Bush Makes Quick Dash to Washington for Budget Meeting
Sep. 30, 1990
NEW YORK (AP) _ President Bush interrupted a diplomatic blitz on the Persian Gulf and raced through a summit on children's problems Sunday to dash back to the White House for the climax of talks on a $500 billion deficit-reduction agreement.
The hurried trip scrambled plans for Bush to meet in New York with nine world leaders to bolster international resolve against Iraq for its invasion of Kuwait.
Bush completed his quick round trip to the White House and back in less than five hours, and quickly stepped into an extended round of diplomatic one- on-ones with visiting foreign leaders. He planned a working dinner with British Prime Minister Margaret Thatcher on Sunday night.
Bush missed five bilaterals while in Washington. He rescheduled two Sunday evening with Spanish Prime Minister Felipe Gonzalez and Mexican President Carlos Salinas de Gortari, and two more on Monday evening with Bangladesh President Hussain Mohammad Ershad and El Salvador President Alfredo Christiani.
Before going to Washington, Bush briefly joined more than 70 world leaders at the United Nations for the first World Summit for Children, focusing on problems such as malnutrition and disease which claim the lives of 40,000 infants around the world each day.
The president, eager to fly to Washington to announce the budget accord, cut out large chunks of his prepared speech and spoke for only eight minutes. He did not pledge any new money to meet the summit's goals to improve life for poor children but recited U.S. efforts to improve education, eradicate measles and reduce infant mortality and low-weight births.
''All children must be given the chance to lead happy, healthy and productive lives,'' Bush said. He acknowledged that the United States, which ranks 19th among nations in preventing infant mortality, could take lessons from some other countries.
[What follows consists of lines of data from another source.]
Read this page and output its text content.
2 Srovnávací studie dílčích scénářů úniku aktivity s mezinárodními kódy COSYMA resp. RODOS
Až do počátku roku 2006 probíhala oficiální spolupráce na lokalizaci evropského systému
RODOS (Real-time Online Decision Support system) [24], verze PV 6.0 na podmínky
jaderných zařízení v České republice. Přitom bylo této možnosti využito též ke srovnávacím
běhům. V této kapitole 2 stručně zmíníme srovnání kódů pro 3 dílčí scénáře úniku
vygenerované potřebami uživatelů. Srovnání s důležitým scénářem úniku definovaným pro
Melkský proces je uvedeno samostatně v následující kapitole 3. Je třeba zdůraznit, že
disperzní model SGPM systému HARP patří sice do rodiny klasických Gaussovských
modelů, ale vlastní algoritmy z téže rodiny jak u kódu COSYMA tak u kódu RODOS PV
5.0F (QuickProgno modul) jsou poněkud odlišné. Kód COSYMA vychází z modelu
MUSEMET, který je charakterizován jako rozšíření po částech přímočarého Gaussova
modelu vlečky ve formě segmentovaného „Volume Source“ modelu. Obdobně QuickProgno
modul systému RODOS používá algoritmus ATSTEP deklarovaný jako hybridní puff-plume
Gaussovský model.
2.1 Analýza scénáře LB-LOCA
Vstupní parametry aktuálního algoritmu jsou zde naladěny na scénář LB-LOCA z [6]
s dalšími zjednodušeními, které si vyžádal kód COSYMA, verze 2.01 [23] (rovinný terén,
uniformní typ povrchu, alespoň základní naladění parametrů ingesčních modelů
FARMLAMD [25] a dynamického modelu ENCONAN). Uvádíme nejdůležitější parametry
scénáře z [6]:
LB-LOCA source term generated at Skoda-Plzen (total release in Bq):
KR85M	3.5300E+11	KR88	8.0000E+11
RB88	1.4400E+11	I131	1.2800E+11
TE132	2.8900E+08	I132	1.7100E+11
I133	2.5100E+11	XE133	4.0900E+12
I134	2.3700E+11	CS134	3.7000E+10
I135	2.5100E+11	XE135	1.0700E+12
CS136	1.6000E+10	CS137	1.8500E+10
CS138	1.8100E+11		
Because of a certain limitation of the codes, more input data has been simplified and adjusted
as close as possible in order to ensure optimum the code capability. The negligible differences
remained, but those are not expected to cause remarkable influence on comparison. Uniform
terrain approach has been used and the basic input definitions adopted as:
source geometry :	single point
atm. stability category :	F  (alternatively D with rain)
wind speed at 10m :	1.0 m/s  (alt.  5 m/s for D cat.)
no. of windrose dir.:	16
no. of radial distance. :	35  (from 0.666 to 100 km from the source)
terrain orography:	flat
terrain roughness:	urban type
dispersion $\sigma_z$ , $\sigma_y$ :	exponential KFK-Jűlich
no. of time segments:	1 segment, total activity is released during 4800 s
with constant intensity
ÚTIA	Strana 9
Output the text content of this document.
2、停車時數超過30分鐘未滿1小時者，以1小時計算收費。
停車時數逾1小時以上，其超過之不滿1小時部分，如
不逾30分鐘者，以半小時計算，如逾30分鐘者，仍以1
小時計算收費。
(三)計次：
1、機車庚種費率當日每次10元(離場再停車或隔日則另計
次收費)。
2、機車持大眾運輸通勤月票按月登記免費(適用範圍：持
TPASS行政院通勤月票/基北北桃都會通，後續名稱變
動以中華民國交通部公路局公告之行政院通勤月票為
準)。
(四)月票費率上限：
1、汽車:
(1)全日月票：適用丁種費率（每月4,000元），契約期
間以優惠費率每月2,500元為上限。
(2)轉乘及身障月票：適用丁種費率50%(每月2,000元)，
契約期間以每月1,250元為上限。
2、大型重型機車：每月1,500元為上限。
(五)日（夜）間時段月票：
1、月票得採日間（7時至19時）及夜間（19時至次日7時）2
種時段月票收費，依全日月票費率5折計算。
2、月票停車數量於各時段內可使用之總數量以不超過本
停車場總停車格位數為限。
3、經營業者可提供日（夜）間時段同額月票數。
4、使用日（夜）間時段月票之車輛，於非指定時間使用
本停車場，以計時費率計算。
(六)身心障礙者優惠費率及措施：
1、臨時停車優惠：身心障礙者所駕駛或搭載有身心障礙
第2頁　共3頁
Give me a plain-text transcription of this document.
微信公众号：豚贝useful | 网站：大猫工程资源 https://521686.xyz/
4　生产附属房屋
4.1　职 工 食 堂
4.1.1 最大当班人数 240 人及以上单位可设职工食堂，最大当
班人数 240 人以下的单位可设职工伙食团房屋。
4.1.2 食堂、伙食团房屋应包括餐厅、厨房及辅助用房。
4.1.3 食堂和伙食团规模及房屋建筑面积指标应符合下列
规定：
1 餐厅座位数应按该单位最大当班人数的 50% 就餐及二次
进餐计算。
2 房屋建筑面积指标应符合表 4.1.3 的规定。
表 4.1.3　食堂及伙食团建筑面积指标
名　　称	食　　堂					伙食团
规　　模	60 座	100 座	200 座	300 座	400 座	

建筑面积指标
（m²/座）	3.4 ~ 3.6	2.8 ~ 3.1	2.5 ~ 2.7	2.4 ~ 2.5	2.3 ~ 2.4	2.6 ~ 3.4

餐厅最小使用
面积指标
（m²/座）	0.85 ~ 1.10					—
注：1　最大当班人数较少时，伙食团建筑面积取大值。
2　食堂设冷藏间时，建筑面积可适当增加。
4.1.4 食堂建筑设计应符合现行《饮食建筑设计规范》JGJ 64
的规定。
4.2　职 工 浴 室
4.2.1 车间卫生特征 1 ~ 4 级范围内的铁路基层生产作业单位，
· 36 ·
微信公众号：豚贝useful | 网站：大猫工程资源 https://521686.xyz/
''Programs can best enhance the welfare of children by strengthening the mutual responsibilities of public institutions and individual families,'' the president said. ''We should also look to the private sector as an essential partner.''
He said ''When it comes to improving the welfare of children, empowerment should begin first with their parents.''
In his haste, Bush omitted remarks that less bureaucracy and a free-market system will bring prosperity, which he said is ''the surest antidote to disease and starvation for any society.''
Bush mentioned the Persian Gulf crisis only in passing, saying the world had ''acted decisively in defense of a principle - that small states shall not become souvenirs of conquest.''
On top of meetings Sunday with the presidents of Brazil, Venezuela and Czechoslovakia and dinner with Thatcher, Bush added King Baudoin of Belgium. The presidents of Italy and Yugoslavia were penciled in for Monday afternoon.
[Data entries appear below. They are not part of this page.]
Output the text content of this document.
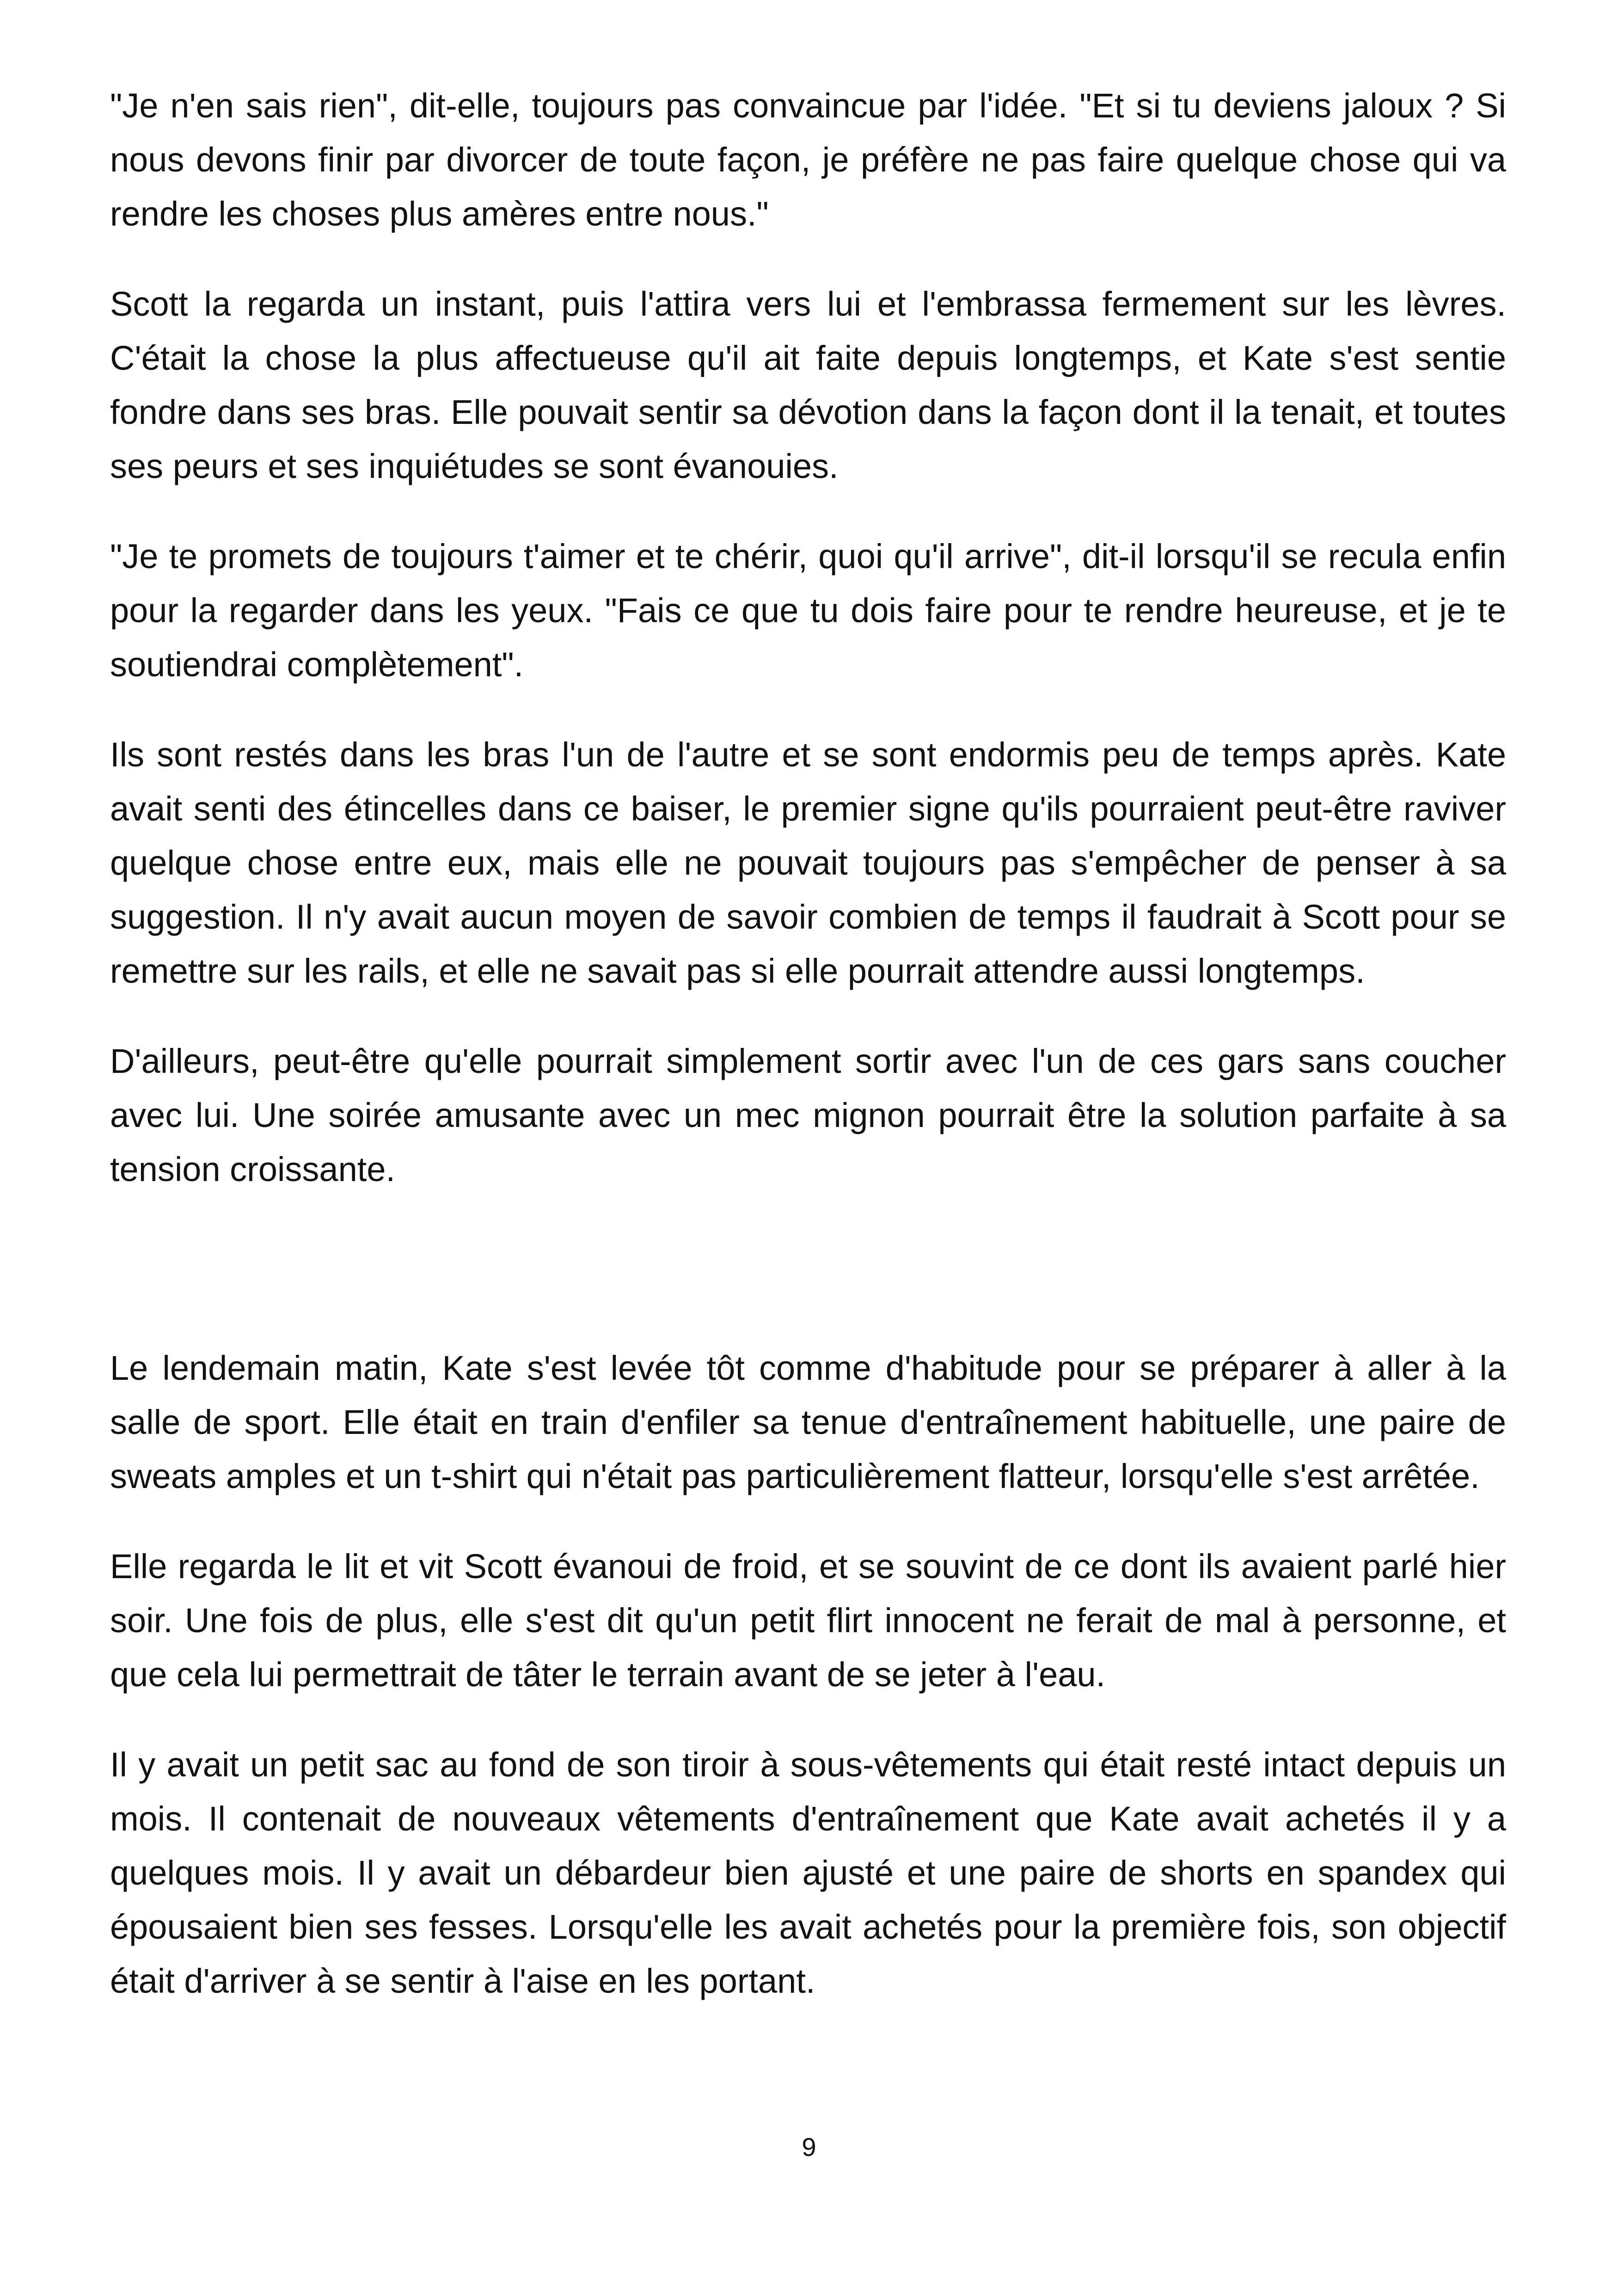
"Je n'en sais rien", dit-elle, toujours pas convaincue par l'idée. "Et si tu deviens jaloux ? Si nous devons finir par divorcer de toute façon, je préfère ne pas faire quelque chose qui va rendre les choses plus amères entre nous."

Scott la regarda un instant, puis l'attira vers lui et l'embrassa fermement sur les lèvres. C'était la chose la plus affectueuse qu'il ait faite depuis longtemps, et Kate s'est sentie fondre dans ses bras. Elle pouvait sentir sa dévotion dans la façon dont il la tenait, et toutes ses peurs et ses inquiétudes se sont évanouies.

"Je te promets de toujours t'aimer et te chérir, quoi qu'il arrive", dit-il lorsqu'il se recula enfin pour la regarder dans les yeux. "Fais ce que tu dois faire pour te rendre heureuse, et je te soutiendrai complètement".

Ils sont restés dans les bras l'un de l'autre et se sont endormis peu de temps après. Kate avait senti des étincelles dans ce baiser, le premier signe qu'ils pourraient peut-être raviver quelque chose entre eux, mais elle ne pouvait toujours pas s'empêcher de penser à sa suggestion. Il n'y avait aucun moyen de savoir combien de temps il faudrait à Scott pour se remettre sur les rails, et elle ne savait pas si elle pourrait attendre aussi longtemps.

D'ailleurs, peut-être qu'elle pourrait simplement sortir avec l'un de ces gars sans coucher avec lui. Une soirée amusante avec un mec mignon pourrait être la solution parfaite à sa tension croissante.

Le lendemain matin, Kate s'est levée tôt comme d'habitude pour se préparer à aller à la salle de sport. Elle était en train d'enfiler sa tenue d'entraînement habituelle, une paire de sweats amples et un t-shirt qui n'était pas particulièrement flatteur, lorsqu'elle s'est arrêtée.

Elle regarda le lit et vit Scott évanoui de froid, et se souvint de ce dont ils avaient parlé hier soir. Une fois de plus, elle s'est dit qu'un petit flirt innocent ne ferait de mal à personne, et que cela lui permettrait de tâter le terrain avant de se jeter à l'eau.

Il y avait un petit sac au fond de son tiroir à sous-vêtements qui était resté intact depuis un mois. Il contenait de nouveaux vêtements d'entraînement que Kate avait achetés il y a quelques mois. Il y avait un débardeur bien ajusté et une paire de shorts en spandex qui épousaient bien ses fesses. Lorsqu'elle les avait achetés pour la première fois, son objectif était d'arriver à se sentir à l'aise en les portant.

9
That left Bush with 10 bilateral meetings set for Monday and 22 during his three days in New York. The only leader scratched from Bush's schedule was NATO Secretary-General Manfred Woerner.
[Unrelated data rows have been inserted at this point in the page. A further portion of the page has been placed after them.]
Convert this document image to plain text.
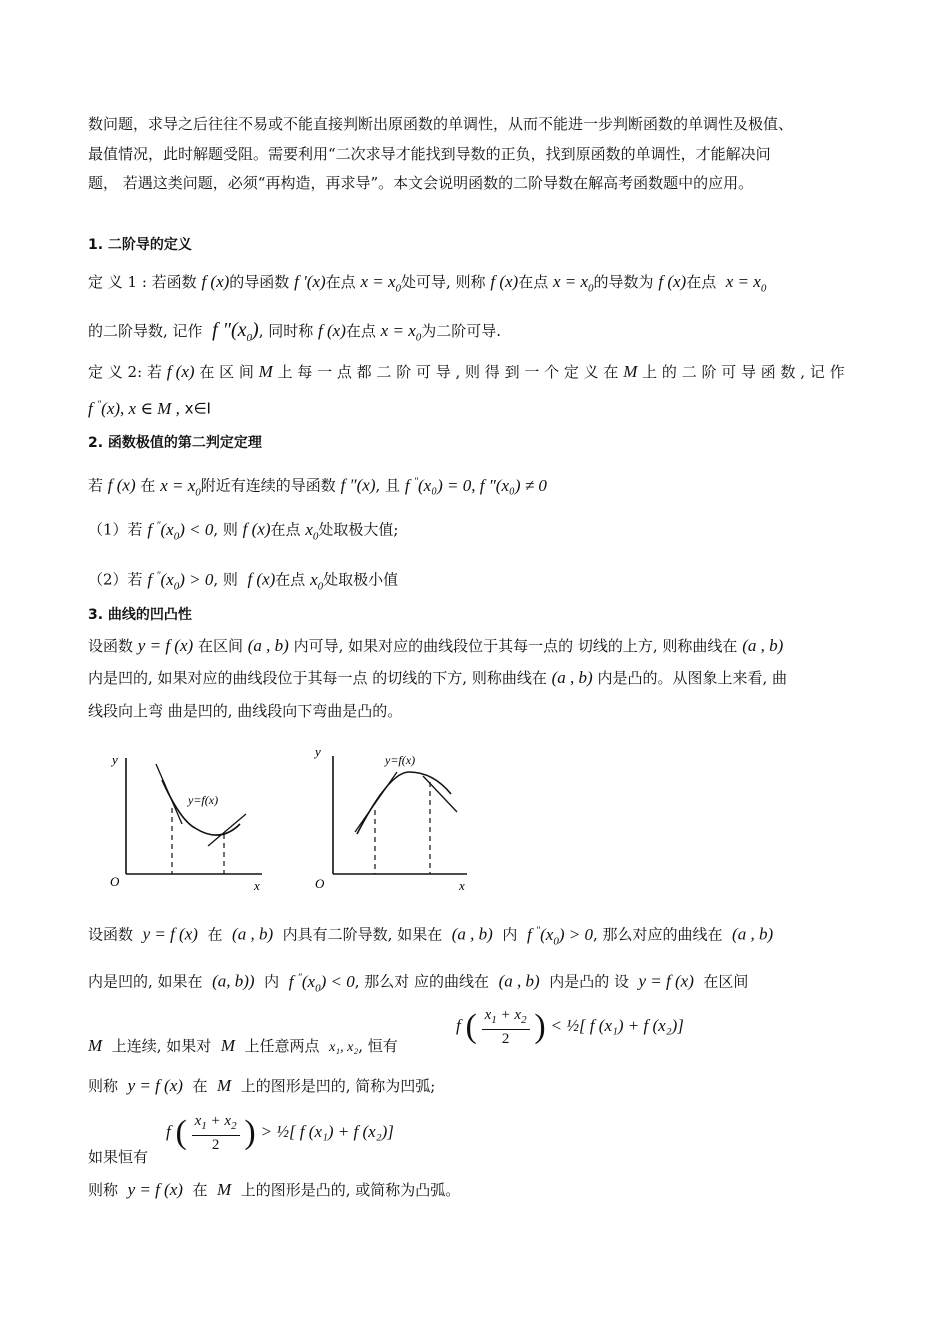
数问题，求导之后往往不易或不能直接判断出原函数的单调性，从而不能进一步判断函数的单调性及极值、
最值情况，此时解题受阻。需要利用“二次求导才能找到导数的正负，找到原函数的单调性，才能解决问
题， 若遇这类问题，必须“再构造，再求导”。本文会说明函数的二阶导数在解高考函数题中的应用。
1. 二阶导的定义
定 义 1 : 若函数 f (x)的导函数 f ′(x)在点 $x = x_0$处可导, 则称 f (x)在点 $x = x_0$的导数为 f (x)在点 $x = x_0$
的二阶导数, 记作 f $''(x_0)$, 同时称 f (x)在点 $x = x_0$为二阶可导.
定 义 2: 若 f (x) 在 区 间 M 上 每 一 点 都 二 阶 可 导 , 则 得 到 一 个 定 义 在 M 上 的 二 阶 可 导 函 数 , 记 作
f ″(x), x ∈ M , x∈I
2. 函数极值的第二判定定理
若 f (x) 在 $x = x_0$附近有连续的导函数 f ″(x), 且 f ″(x₀) = 0, f ″(x₀) ≠ 0
（1）若 f $''(x_0) < 0$, 则 f (x)在点 $x_0$处取极大值;
（2）若 f $''(x_0) > 0$, 则 f (x)在点 $x_0$处取极小值
3. 曲线的凹凸性
设函数 y = f (x) 在区间 (a , b) 内可导, 如果对应的曲线段位于其每一点的 切线的上方, 则称曲线在 (a , b)
内是凹的, 如果对应的曲线段位于其每一点 的切线的下方, 则称曲线在 (a , b) 内是凸的。从图象上来看, 曲
线段向上弯 曲是凹的, 曲线段向下弯曲是凸的。
y
x
O
y=f(x)
y
x
O
y=f(x)
设函数 y = f (x) 在 (a , b) 内具有二阶导数, 如果在 (a , b) 内 f $''(x_0) > 0$, 那么对应的曲线在 (a , b)
内是凹的, 如果在 (a, b)) 内 f $''(x_0) < 0$, 那么对 应的曲线在 (a , b) 内是凸的 设 y = f (x) 在区间
M 上连续, 如果对 M 上任意两点 x₁, x₂, 恒有
f ( $\frac{x_1 + x_2}{2}$ ) < ½[ f (x₁) + f (x₂)]
则称 y = f (x) 在 M 上的图形是凹的, 简称为凹弧;
f ( $\frac{x_1 + x_2}{2}$ ) > ½[ f (x₁) + f (x₂)]
如果恒有
则称 y = f (x) 在 M 上的图形是凸的, 或简称为凸弧。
On Monday, Bush will address the U.N. General Assembly. U.S. officials said the United States and the Soviet Union have begun drafting resolutions to authorize the use of military force against Iraq if economic sanctions do not force a retreat from Kuwait.
Brent Scowcroft, the president's national security adviser, has suggested that Iraq's destruction of Kuwait was bringing the United States and its allies closer to military action.
Bush arrived in New York on Saturday with a plan to consult with more than two-dozen leaders over three days. He talked with six heads of state Saturday in a quick series of meetings lasting no longer than 45 minutes each.
Before returning to Washington on Monday, Bush will hold talks with Soviet Foreign Minister Eduard Shevardnadze.